As Christmas Eve approaches, hundreds of people around the world travel back home to spend the holidays with friends and family. Airports are often crowded, the streets filled with shopping bags and decorations hung in houses as well as in towns. However, what is Christmas? To its original roots, Christmas is the celebration of the birth of Jesus Christ, the religious leader of the Christian faith, observed on the 25th of December.
In the West in the 1980’s and earlier, it was common to see representations of the Nativity of Jesus Christ’s birth, going to Midnight Mass and spending time with family. While those traditions live on, newer traditions have also been introduced. These include advent calendars, wreaths hung on doors, Christmas trees, Santa Claus, Christmas cards, mistletoe and the exchanging of gifts. The festivities have crept to many corners of the globe where its religious heritage has been transformed to a universal celebration of lights, merriment, tinsels and special food. While the occasion has spread joy across the world, it is interesting to note how other people of other faiths spend the time.

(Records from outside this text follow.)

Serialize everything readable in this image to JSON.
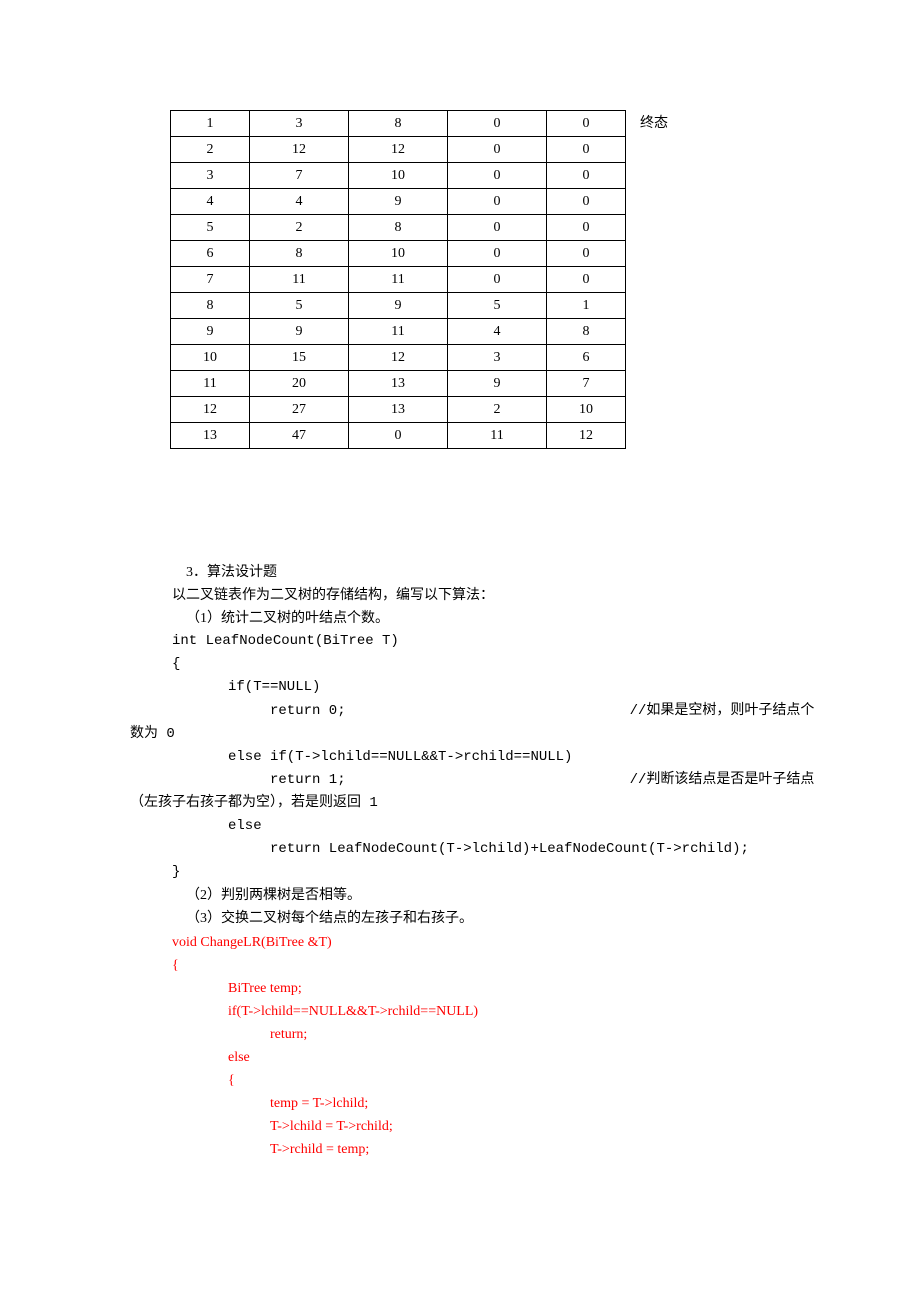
{
  "chart_data": {
    "type": "table",
    "rows": [
      [
        "1",
        "3",
        "8",
        "0",
        "0"
      ],
      [
        "2",
        "12",
        "12",
        "0",
        "0"
      ],
      [
        "3",
        "7",
        "10",
        "0",
        "0"
      ],
      [
        "4",
        "4",
        "9",
        "0",
        "0"
      ],
      [
        "5",
        "2",
        "8",
        "0",
        "0"
      ],
      [
        "6",
        "8",
        "10",
        "0",
        "0"
      ],
      [
        "7",
        "11",
        "11",
        "0",
        "0"
      ],
      [
        "8",
        "5",
        "9",
        "5",
        "1"
      ],
      [
        "9",
        "9",
        "11",
        "4",
        "8"
      ],
      [
        "10",
        "15",
        "12",
        "3",
        "6"
      ],
      [
        "11",
        "20",
        "13",
        "9",
        "7"
      ],
      [
        "12",
        "27",
        "13",
        "2",
        "10"
      ],
      [
        "13",
        "47",
        "0",
        "11",
        "12"
      ]
    ]
  },
  "table_annotation": "终态",
  "section_title": "3．算法设计题",
  "desc_storage": "以二叉链表作为二叉树的存储结构，编写以下算法：",
  "q1_label": "（1）统计二叉树的叶结点个数。",
  "code1_sig": "int LeafNodeCount(BiTree T)",
  "code1_open": "{",
  "code1_if": "if(T==NULL)",
  "code1_ret0": "return 0;",
  "code1_cmt1a": "//如果是空树，则叶子结点个",
  "code1_cmt1b": "数为 0",
  "code1_elseif": "else if(T->lchild==NULL&&T->rchild==NULL)",
  "code1_ret1": "return 1;",
  "code1_cmt2a": "//判断该结点是否是叶子结点",
  "code1_cmt2b": "（左孩子右孩子都为空），若是则返回 1",
  "code1_else": "else",
  "code1_retrec": "return LeafNodeCount(T->lchild)+LeafNodeCount(T->rchild);",
  "code1_close": "}",
  "q2_label": "（2）判别两棵树是否相等。",
  "q3_label": "（3）交换二叉树每个结点的左孩子和右孩子。",
  "code3_sig": "void ChangeLR(BiTree &T)",
  "code3_open": "{",
  "code3_decl": "BiTree temp;",
  "code3_if": "if(T->lchild==NULL&&T->rchild==NULL)",
  "code3_ret": "return;",
  "code3_else": "else",
  "code3_bopen": "{",
  "code3_s1": "temp = T->lchild;",
  "code3_s2": "T->lchild = T->rchild;",
  "code3_s3": "T->rchild = temp;"
}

How other faiths celebrate the season.
Mehreen, a Muslim from Pakistan, living in the U.S. said this, ‘we don’t celebrate Christmas at all in our home. We do love to enjoy the season and what it brings, we love to see the lights and sing along to Christmas music and wish others Merry Christmas. But we don’t have a tree, put stockings on the fireplace or have a Christmas Eve dinner’. While this is how Mehreen and her family spend their, she is quick to highlight that not all her Muslim friends do the same. ‘Some enjoy setting up the Christmas tree and the occasional Christmas Eve dinner’.
Joreen loves Christmas. Based in Singapore, she explains saying ’it is so relaxing during this time of the year. The city is quieter and there isn’t the added stress of visiting all my many relatives. It’s probably one of my favourite times of the year’.

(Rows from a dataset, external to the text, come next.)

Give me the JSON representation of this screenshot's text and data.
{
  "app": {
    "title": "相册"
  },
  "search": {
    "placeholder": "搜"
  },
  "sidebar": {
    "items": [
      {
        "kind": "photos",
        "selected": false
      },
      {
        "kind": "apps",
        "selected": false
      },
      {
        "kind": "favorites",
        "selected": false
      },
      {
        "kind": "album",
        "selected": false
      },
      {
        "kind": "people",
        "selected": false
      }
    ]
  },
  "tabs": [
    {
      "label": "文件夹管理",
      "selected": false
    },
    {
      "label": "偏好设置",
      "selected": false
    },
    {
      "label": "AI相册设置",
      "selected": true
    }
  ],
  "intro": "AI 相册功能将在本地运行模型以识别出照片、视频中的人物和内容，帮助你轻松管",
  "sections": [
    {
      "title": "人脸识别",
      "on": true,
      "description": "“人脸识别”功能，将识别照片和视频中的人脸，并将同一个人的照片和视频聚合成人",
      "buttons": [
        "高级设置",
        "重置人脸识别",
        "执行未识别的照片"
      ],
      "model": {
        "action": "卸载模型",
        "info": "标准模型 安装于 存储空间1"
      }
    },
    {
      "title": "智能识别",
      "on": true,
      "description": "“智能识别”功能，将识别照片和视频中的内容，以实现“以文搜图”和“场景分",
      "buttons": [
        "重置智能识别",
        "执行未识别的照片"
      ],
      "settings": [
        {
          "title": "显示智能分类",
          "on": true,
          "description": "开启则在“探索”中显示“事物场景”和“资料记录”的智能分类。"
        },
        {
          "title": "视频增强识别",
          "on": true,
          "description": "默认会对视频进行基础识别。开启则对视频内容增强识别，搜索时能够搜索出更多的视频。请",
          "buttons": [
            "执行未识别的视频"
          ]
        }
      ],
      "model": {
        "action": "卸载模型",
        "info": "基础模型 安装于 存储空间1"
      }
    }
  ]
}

To Raviv, based in New York, Christmas is like every other day. “I appreciate the music, festivities, the sporadic eggnog and spending time with my family”. He continues on to say ‘we don’t have Christmas Eve dinner and often we end up going out for Chinese food! They are one of the few restaurants that are open’.

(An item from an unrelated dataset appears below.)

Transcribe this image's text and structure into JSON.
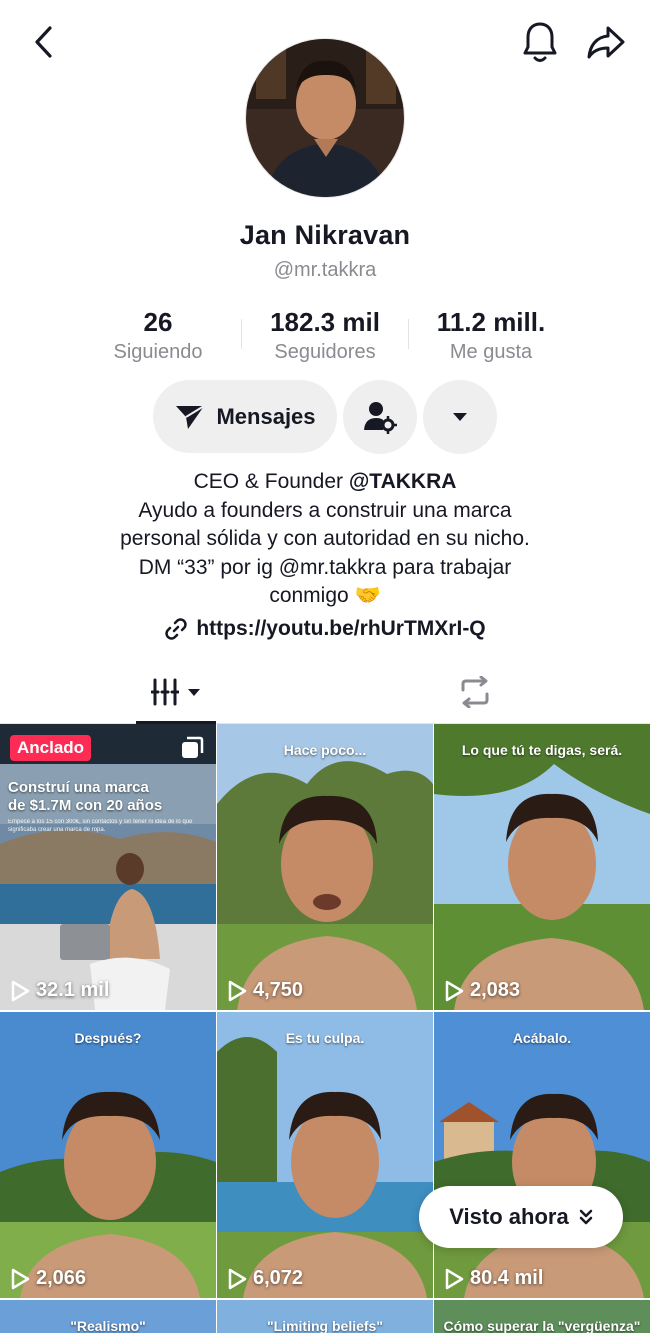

Natasha, living in Portugal, often takes the opportunity to escape the flurry that comes with the season, traveling and exploring new places. ‘I also don’t like the stress of trying to buy the perfect Christmas presents, knowing that they will most likely be returned. It doesn’t make sense’. Having said that, ‘I do love the atmosphere and the food and desserts this time of the year!’.
‘We don’t do anything for Christmas’ said Sangeeta, living in Bangalore. ‘It is spent like every other day of the year. It’s nice listening to the Christmas songs in the shopping malls though!’
In a world of many beliefs and family traditions, it is important to recognise and respect the many different faiths and customs around the world. With that in mind, this December we would like to wish you all a very Merry Christmas but also a very Happy Hanukkah, which this year, will start on the 22nd of December!